Venezuelan baseball player (born 2000)

Damiano Palmegiani (born January 24, 2000) is a Venezuelan-Canadian professional baseball infielder for the Lexington Legends of the Atlantic League of Professional Baseball. He has played for the Canada national baseball team.

==Early life==
Palmegiani was born in Caracas, Venezuela and moved with his family to Surrey, British Columbia, Canada, when he was six.

==Professional career==
===Toronto Blue Jays===
Palmegiani was selected by the Toronto Blue Jays in the 35th round of the 2018 Major League Baseball draft out of Vauxhall High School. He did not sign with the Blue Jays and played college baseball at California State University, Northridge before transferring to the College of Southern Nevada. He was then selected by the Blue Jays in the 14th round of the 2021 Major League Baseball draft, and signed.

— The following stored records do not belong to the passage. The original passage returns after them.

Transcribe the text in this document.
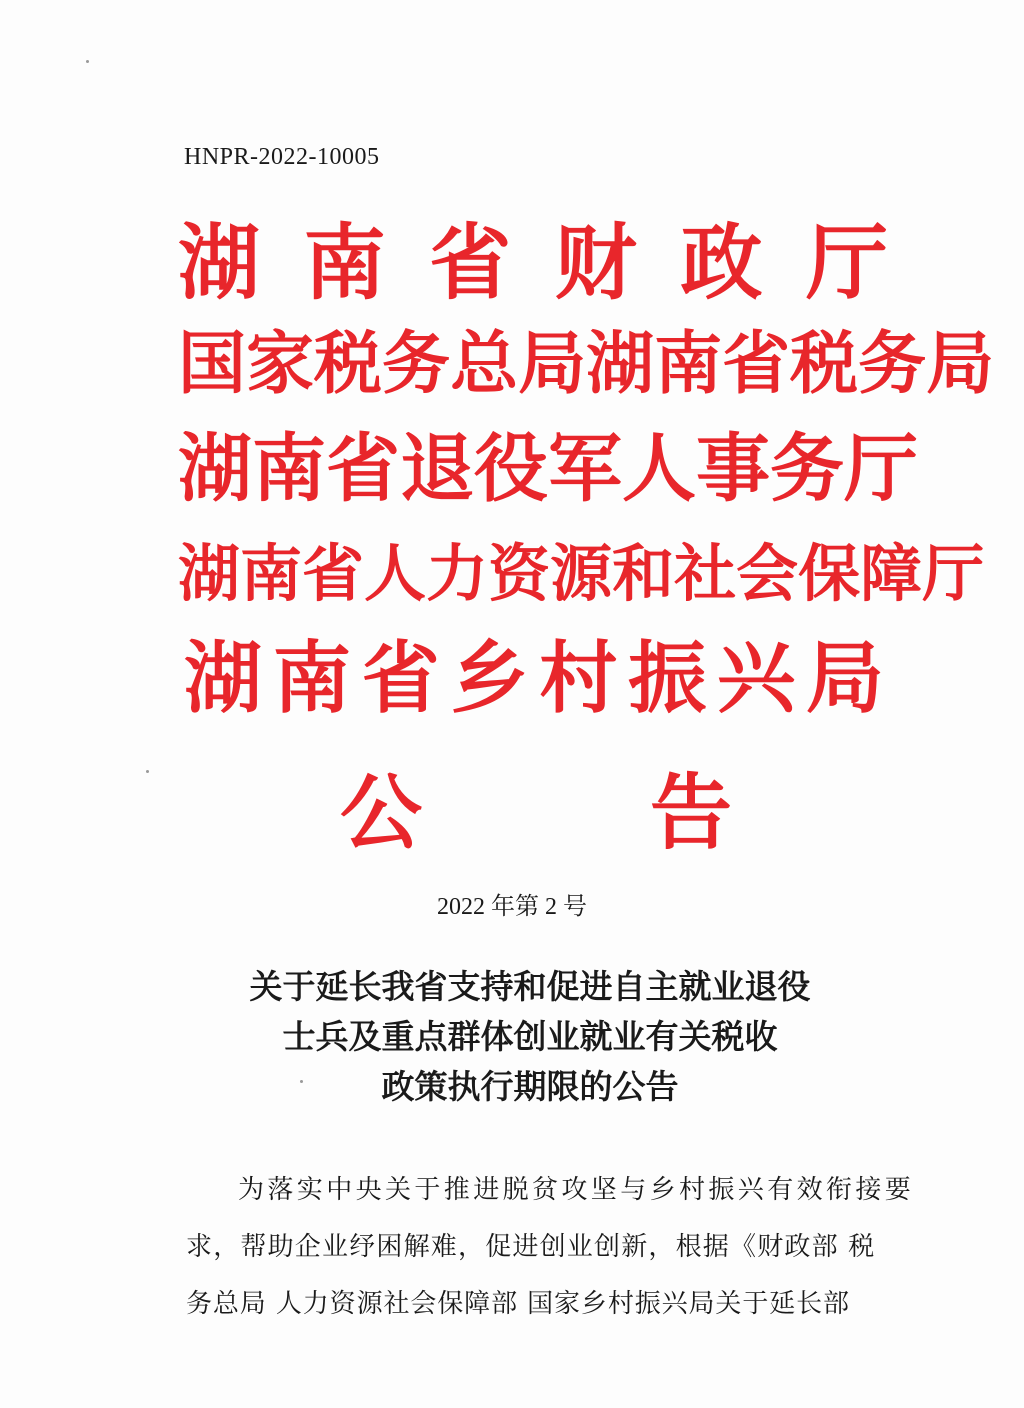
HNPR-2022-10005
湖 南 省 财 政 厅
国 家 税 务 总 局 湖 南 省 税 务 局
湖 南 省 退 役 军 人 事 务 厅
湖 南 省 人 力 资 源 和 社 会 保 障 厅
湖 南 省 乡 村 振 兴 局
公	告
2022 年第 2 号
关于延长我省支持和促进自主就业退役
士兵及重点群体创业就业有关税收
政策执行期限的公告
为落实中央关于推进脱贫攻坚与乡村振兴有效衔接要
求，帮助企业纾困解难，促进创业创新，根据《财政部 税
务总局 人力资源社会保障部 国家乡村振兴局关于延长部
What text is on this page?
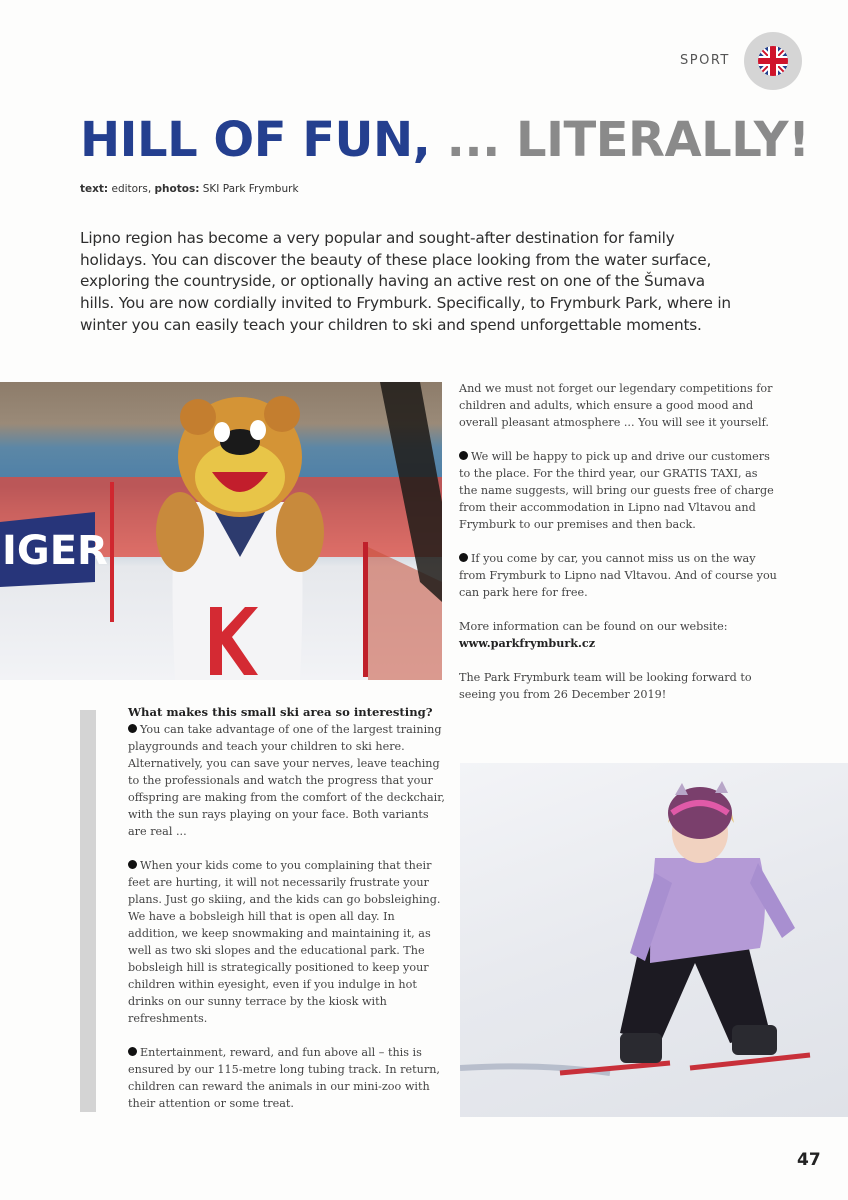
SPORT
HILL OF FUN, ... LITERALLY!
text: editors, photos: SKI Park Frymburk

Lipno region has become a very popular and sought-after destination for family holidays. You can discover the beauty of these place looking from the water surface, exploring the countryside, or optionally having an active rest on one of the Šumava hills. You are now cordially invited to Frymburk. Specifically, to Frymburk Park, where in winter you can easily teach your children to ski and spend unforgettable moments.

IGER

And we must not forget our legendary competitions for children and adults, which ensure a good mood and overall pleasant atmosphere ... You will see it yourself.

We will be happy to pick up and drive our customers to the place. For the third year, our GRATIS TAXI, as the name suggests, will bring our guests free of charge from their accommodation in Lipno nad Vltavou and Frymburk to our premises and then back.

If you come by car, you cannot miss us on the way from Frymburk to Lipno nad Vltavou. And of course you can park here for free.

More information can be found on our website:
www.parkfrymburk.cz

The Park Frymburk team will be looking forward to seeing you from 26 December 2019!

What makes this small ski area so interesting?

You can take advantage of one of the largest training playgrounds and teach your children to ski here. Alternatively, you can save your nerves, leave teaching to the professionals and watch the progress that your offspring are making from the comfort of the deckchair, with the sun rays playing on your face. Both variants are real ...

When your kids come to you complaining that their feet are hurting, it will not necessarily frustrate your plans. Just go skiing, and the kids can go bobsleighing. We have a bobsleigh hill that is open all day. In addition, we keep snowmaking and maintaining it, as well as two ski slopes and the educational park. The bobsleigh hill is strategically positioned to keep your children within eyesight, even if you indulge in hot drinks on our sunny terrace by the kiosk with refreshments.

Entertainment, reward, and fun above all – this is ensured by our 115-metre long tubing track. In return, children can reward the animals in our mini-zoo with their attention or some treat.

47
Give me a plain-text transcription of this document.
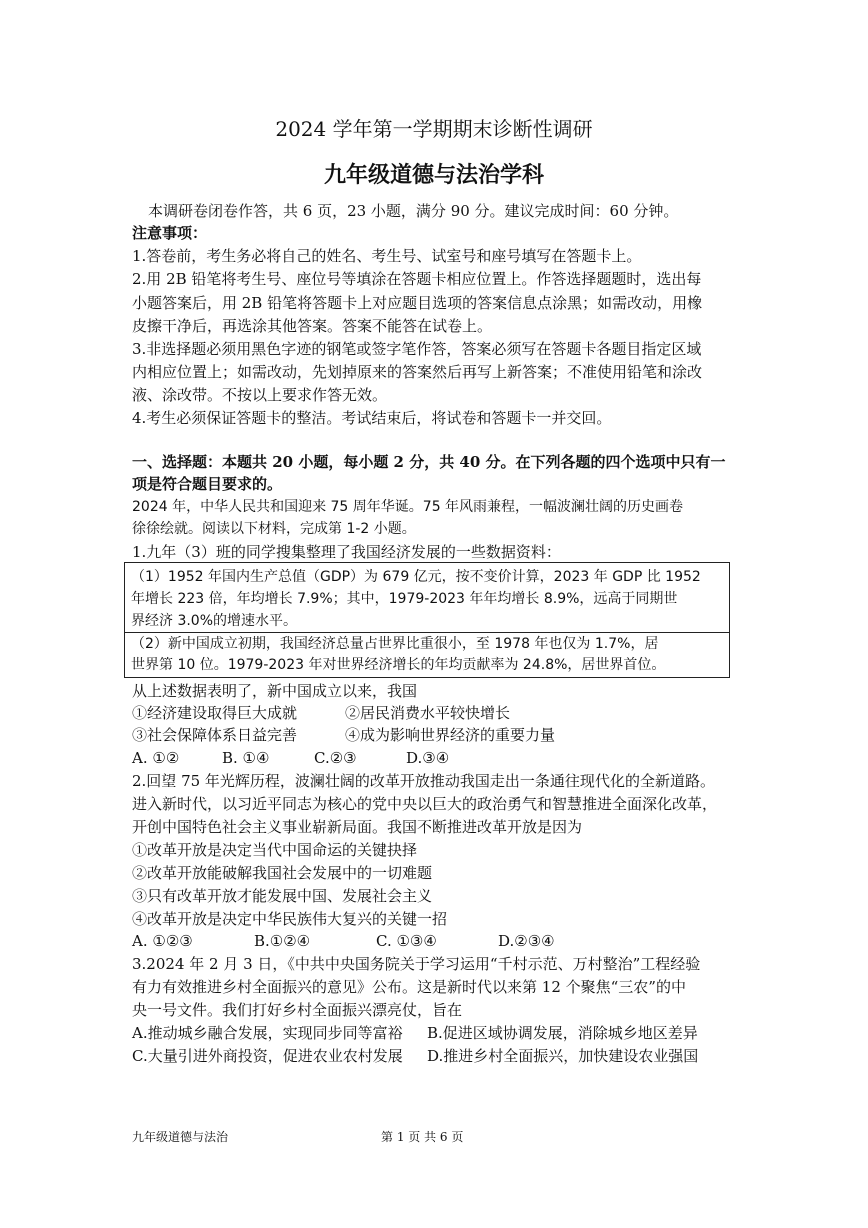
2024 学年第一学期期末诊断性调研
九年级道德与法治学科
本调研卷闭卷作答，共 6 页，23 小题，满分 90 分。建议完成时间：60 分钟。
注意事项：
1.答卷前，考生务必将自己的姓名、考生号、试室号和座号填写在答题卡上。
2.用 2B 铅笔将考生号、座位号等填涂在答题卡相应位置上。作答选择题题时，选出每
小题答案后，用 2B 铅笔将答题卡上对应题目选项的答案信息点涂黑；如需改动，用橡
皮擦干净后，再选涂其他答案。答案不能答在试卷上。
3.非选择题必须用黑色字迹的钢笔或签字笔作答，答案必须写在答题卡各题目指定区域
内相应位置上；如需改动，先划掉原来的答案然后再写上新答案；不准使用铅笔和涂改
液、涂改带。不按以上要求作答无效。
4.考生必须保证答题卡的整洁。考试结束后，将试卷和答题卡一并交回。
一、选择题：本题共 20 小题，每小题 2 分，共 40 分。在下列各题的四个选项中只有一
项是符合题目要求的。
2024 年，中华人民共和国迎来 75 周年华诞。75 年风雨兼程，一幅波澜壮阔的历史画卷
徐徐绘就。阅读以下材料，完成第 1-2 小题。
1.九年（3）班的同学搜集整理了我国经济发展的一些数据资料：
（1）1952 年国内生产总值（GDP）为 679 亿元，按不变价计算，2023 年 GDP 比 1952
年增长 223 倍，年均增长 7.9%；其中，1979-2023 年年均增长 8.9%，远高于同期世
界经济 3.0%的增速水平。
（2）新中国成立初期，我国经济总量占世界比重很小，至 1978 年也仅为 1.7%，居
世界第 10 位。1979-2023 年对世界经济增长的年均贡献率为 24.8%，居世界首位。
从上述数据表明了，新中国成立以来，我国
①经济建设取得巨大成就	②居民消费水平较快增长
③社会保障体系日益完善	④成为影响世界经济的重要力量
A. ①②	B. ①④	C.②③	D.③④
2.回望 75 年光辉历程，波澜壮阔的改革开放推动我国走出一条通往现代化的全新道路。
进入新时代，以习近平同志为核心的党中央以巨大的政治勇气和智慧推进全面深化改革，
开创中国特色社会主义事业崭新局面。我国不断推进改革开放是因为
①改革开放是决定当代中国命运的关键抉择
②改革开放能破解我国社会发展中的一切难题
③只有改革开放才能发展中国、发展社会主义
④改革开放是决定中华民族伟大复兴的关键一招
A. ①②③	B.①②④	C. ①③④	D.②③④
3.2024 年 2 月 3 日，《中共中央国务院关于学习运用“千村示范、万村整治”工程经验
有力有效推进乡村全面振兴的意见》公布。这是新时代以来第 12 个聚焦“三农”的中
央一号文件。我们打好乡村全面振兴漂亮仗，旨在
A.推动城乡融合发展，实现同步同等富裕 B.促进区域协调发展，消除城乡地区差异
C.大量引进外商投资，促进农业农村发展 D.推进乡村全面振兴，加快建设农业强国
九年级道德与法治	第 1 页 共 6 页
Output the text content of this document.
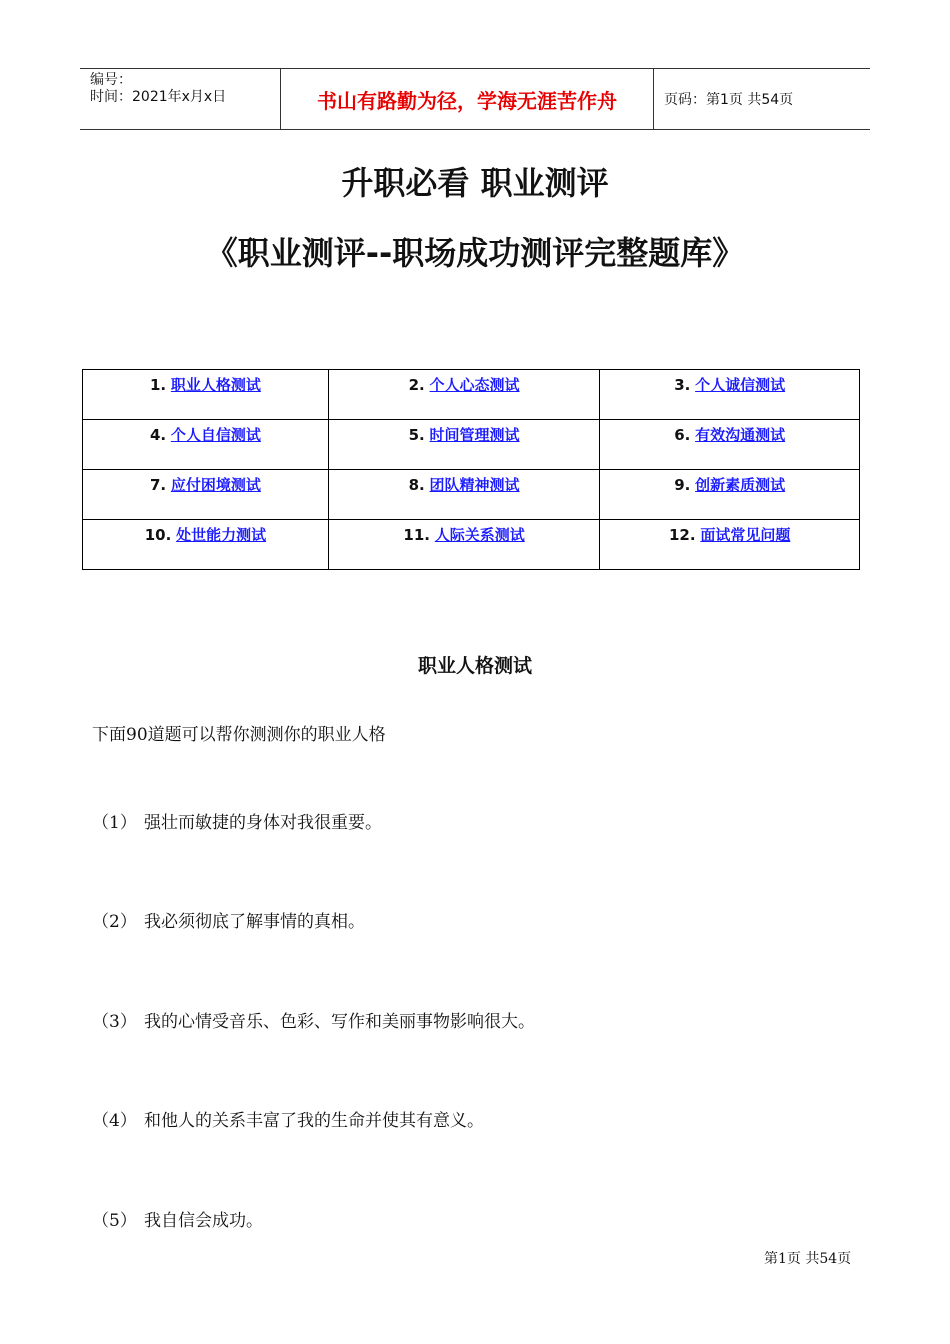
编号：
时间：2021年x月x日	书山有路勤为径，学海无涯苦作舟	页码：第1页 共54页
升职必看 职业测评
《职业测评--职场成功测评完整题库》
1. 职业人格测试	2. 个人心态测试	3. 个人诚信测试
4. 个人自信测试	5. 时间管理测试	6. 有效沟通测试
7. 应付困境测试	8. 团队精神测试	9. 创新素质测试
10. 处世能力测试	11. 人际关系测试	12. 面试常见问题
职业人格测试
下面90道题可以帮你测测你的职业人格
（1） 强壮而敏捷的身体对我很重要。
（2） 我必须彻底了解事情的真相。
（3） 我的心情受音乐、色彩、写作和美丽事物影响很大。
（4） 和他人的关系丰富了我的生命并使其有意义。
（5） 我自信会成功。
第1页 共54页
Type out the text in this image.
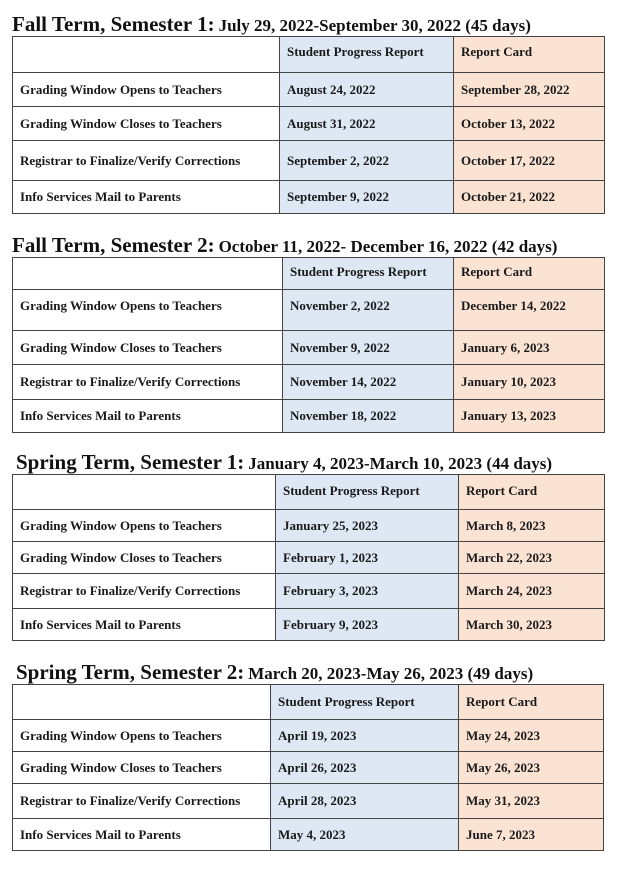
Fall Term, Semester 1: July 29, 2022-September 30, 2022 (45 days)
	Student Progress Report	Report Card
Grading Window Opens to Teachers	August 24, 2022	September 28, 2022
Grading Window Closes to Teachers	August 31, 2022	October 13, 2022
Registrar to Finalize/Verify Corrections	September 2, 2022	October 17, 2022
Info Services Mail to Parents	September 9, 2022	October 21, 2022
Fall Term, Semester 2: October 11, 2022- December 16, 2022 (42 days)
	Student Progress Report	Report Card
Grading Window Opens to Teachers	November 2, 2022	December 14, 2022
Grading Window Closes to Teachers	November 9, 2022	January 6, 2023
Registrar to Finalize/Verify Corrections	November 14, 2022	January 10, 2023
Info Services Mail to Parents	November 18, 2022	January 13, 2023
Spring Term, Semester 1: January 4, 2023-March 10, 2023 (44 days)
	Student Progress Report	Report Card
Grading Window Opens to Teachers	January 25, 2023	March 8, 2023
Grading Window Closes to Teachers	February 1, 2023	March 22, 2023
Registrar to Finalize/Verify Corrections	February 3, 2023	March 24, 2023
Info Services Mail to Parents	February 9, 2023	March 30, 2023
Spring Term, Semester 2: March 20, 2023-May 26, 2023 (49 days)
	Student Progress Report	Report Card
Grading Window Opens to Teachers	April 19, 2023	May 24, 2023
Grading Window Closes to Teachers	April 26, 2023	May 26, 2023
Registrar to Finalize/Verify Corrections	April 28, 2023	May 31, 2023
Info Services Mail to Parents	May 4, 2023	June 7, 2023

Palmegiani made his professional debut with the Rookie-level Florida Complex League Blue Jays, appearing in 17 games and batting .333 with two home runs and nine runs batted in (RBI). He spent 2022 with the Low-A Dunedin Blue Jays and High-A Vancouver Canadians. In a combined 119 games, Palmegiani hit .239 with 24 home runs and 83 RBI. He continued to progress through the Blue Jays' minor league organization in 2023, beginning the season with the Double-A New Hampshire Fisher Cats before earning a late-season promotion to the Triple-A Buffalo Bisons. In 128 total games, Palmegiani hit .255 with 23 home runs and 93 RBI. During the offseason, he played in 22 games for the Surprise Saguaros of the Arizona Fall League (AFL).

Palmegiani made 123 appearances for Triple-A Buffalo during the 2024 campaign, slashing .210/.311/.381 with 19 home runs and 69 RBI. In 2025, he made 64 appearances split between Buffalo, New Hampshire, and Dunedin, batting a cumulative .159/.306/.233 with one home run and 18 RBI. Palmegiani was released by the Blue Jays organization on March 17, 2026.

===Lexington Legends===
On June 16, 2026, Palmegiani signed with the Lexington Legends of the Atlantic League of Professional Baseball.

==International career==
In 2023, he was selected to play for the Canadian national baseball team in the 2023 World Baseball Classic.